Хачиун хмуро посмотрел на него:
— Буду ждать, сколько смогу. Если Волки начнут рыскать по ущелью, спрячусь или уйду следом за вами. Если же мы просто уйдем, то он может погибнуть. Мы больше не найдем друг друга.
Улыбнувшись, Оэлун потрепала Хачиуна по плечу, заставив себя стряхнуть отчаяние. Но в глазах ее светилась тревога.
— Ты хороший брат и прекрасный сын, — сказала она. — Твой отец гордился бы тобой. — Она наклонилась. Напряженность, звеневшая в ее голосе, пугала Хачиуна. — Но не рискуй жизнью, если его схватили. Ты понимаешь меня? Тэмучжин родился со сгустком крови в руке. Возможно, такова его судьба. — Лицо Оэлун вдруг сморщилось. — Я не могу потерять всех моих сыновей одного за другим.
Воспоминание о Бектере заставило ее разразиться внезапным плачем, испугавшим детей. Хачиун обнял мать за плечи, а в углу снова начал всхлипывать Тэмуге.
В юрте, в два раза большей, чем любая другая в улусе, на троне из дерева и гладкой кожи восседал Илак. Есугэй презирал такие знаки власти, но Илаку нравилось возвышаться над своими воинами. Пусть помнят, кто тут хан! Илак слушал треск факелов и отдаленные голоса соплеменников. Он снова здорово выпил и когда провел рукой перед глазами, очертания юрты расплылись. Подумал: не приказать ли принести еще арака, чтобы окончательно напиться и уснуть, но продолжал сидеть в мрачном молчании, уставившись в пол. Его стражи хорошо знали, что не стоит отвлекать хана, когда он думает о былых днях.
На деревянном насесте по правую руку от него неподвижно, словно бронзовое изваяние, сидел орел, голова которого была накрыта колпачком. Но вдруг птица дернула головой, как будто что-то увидела сквозь толстый слой кожи. Ее перья сохранили красноватый оттенок и блестели при свете факелов. Илак гордился его размерами и мощью. Как-то орел напал на козленка, убил его одним ударом клюва и поднял обмякшую тушу в небо. За это Илак позволил птице съесть кусок козлиного мяса. Славный был день! Орла, принадлежавшего Есугэю, Илак отдал другой семье, привязав ее к себе благодарностью за ханский дар. Ему очень хотелось показать этих птиц Бектеру и Тэмучжину, и он почти желал, чтобы они выжили, чтобы еще раз насладиться их яростью.
День, когда Есугэй собственной рукой отдал ему красную птицу, Илак помнил хорошо.

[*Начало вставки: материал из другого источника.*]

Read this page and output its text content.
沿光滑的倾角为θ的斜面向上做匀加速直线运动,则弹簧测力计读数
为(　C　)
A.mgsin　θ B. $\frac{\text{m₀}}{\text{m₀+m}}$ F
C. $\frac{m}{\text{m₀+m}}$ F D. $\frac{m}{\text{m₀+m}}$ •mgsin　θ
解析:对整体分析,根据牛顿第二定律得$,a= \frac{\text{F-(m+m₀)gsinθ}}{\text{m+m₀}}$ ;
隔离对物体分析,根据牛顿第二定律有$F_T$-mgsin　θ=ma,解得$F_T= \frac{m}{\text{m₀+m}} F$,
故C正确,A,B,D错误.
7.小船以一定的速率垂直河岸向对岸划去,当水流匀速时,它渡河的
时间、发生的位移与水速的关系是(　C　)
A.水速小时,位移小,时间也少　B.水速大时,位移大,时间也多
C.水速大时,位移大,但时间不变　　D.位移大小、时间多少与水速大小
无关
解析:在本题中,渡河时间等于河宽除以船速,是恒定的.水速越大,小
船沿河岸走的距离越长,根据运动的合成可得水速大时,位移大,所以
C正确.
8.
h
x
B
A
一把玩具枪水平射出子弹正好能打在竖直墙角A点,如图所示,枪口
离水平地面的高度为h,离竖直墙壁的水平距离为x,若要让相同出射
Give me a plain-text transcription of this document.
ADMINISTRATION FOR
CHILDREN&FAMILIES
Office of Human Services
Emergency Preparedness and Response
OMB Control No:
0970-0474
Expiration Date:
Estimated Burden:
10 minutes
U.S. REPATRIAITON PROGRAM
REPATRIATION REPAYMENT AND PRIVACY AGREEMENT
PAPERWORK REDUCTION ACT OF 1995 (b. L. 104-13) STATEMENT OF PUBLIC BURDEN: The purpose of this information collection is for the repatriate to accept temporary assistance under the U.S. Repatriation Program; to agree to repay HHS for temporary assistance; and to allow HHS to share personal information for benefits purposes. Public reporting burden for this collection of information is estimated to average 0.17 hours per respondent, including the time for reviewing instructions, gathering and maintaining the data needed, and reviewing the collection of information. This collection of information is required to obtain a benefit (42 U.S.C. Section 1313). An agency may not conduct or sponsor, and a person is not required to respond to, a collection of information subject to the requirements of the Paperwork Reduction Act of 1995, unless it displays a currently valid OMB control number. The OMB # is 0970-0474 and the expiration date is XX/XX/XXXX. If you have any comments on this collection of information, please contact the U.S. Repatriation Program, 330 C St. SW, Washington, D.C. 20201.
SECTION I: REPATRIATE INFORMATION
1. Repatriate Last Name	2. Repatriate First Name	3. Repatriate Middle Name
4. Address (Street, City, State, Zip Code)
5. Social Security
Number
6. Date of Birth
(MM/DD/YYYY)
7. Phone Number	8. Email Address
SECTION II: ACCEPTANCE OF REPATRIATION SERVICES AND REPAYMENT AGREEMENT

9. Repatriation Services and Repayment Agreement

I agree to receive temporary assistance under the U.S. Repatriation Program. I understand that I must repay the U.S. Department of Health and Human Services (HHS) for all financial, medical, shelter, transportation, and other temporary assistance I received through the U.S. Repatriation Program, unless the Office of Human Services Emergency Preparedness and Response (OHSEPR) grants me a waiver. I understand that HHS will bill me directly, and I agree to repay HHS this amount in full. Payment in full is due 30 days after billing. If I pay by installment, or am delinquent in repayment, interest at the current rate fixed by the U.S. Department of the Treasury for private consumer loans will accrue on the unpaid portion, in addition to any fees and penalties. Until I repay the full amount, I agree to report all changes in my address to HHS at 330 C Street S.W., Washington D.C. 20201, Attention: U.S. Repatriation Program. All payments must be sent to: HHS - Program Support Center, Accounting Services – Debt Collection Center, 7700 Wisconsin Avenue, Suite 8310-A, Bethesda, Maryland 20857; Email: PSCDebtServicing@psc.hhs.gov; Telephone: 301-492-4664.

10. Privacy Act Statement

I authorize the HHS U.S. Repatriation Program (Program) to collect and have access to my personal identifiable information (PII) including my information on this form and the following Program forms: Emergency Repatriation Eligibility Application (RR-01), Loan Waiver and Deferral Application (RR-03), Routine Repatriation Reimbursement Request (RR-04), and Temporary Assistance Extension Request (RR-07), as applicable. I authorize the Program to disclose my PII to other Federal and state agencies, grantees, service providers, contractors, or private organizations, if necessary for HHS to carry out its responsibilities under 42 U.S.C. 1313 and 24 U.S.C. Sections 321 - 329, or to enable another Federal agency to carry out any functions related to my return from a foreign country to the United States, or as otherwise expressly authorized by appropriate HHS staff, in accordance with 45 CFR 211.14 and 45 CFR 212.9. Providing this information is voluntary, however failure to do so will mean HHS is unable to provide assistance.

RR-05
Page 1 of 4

На глаза против воли накатились слезы, хан выругался и проклял арак за печаль, которую тот пробудил в его сердце. Тогда он был моложе, а молодым все кажется лучше, чище и красивее, в отличие от тех, кто заматерел и напивается каждый вечер. Но Илак все еще был силен и сознавал это. Достаточно силен, чтобы сломить любого, кто посмеет выступить против него.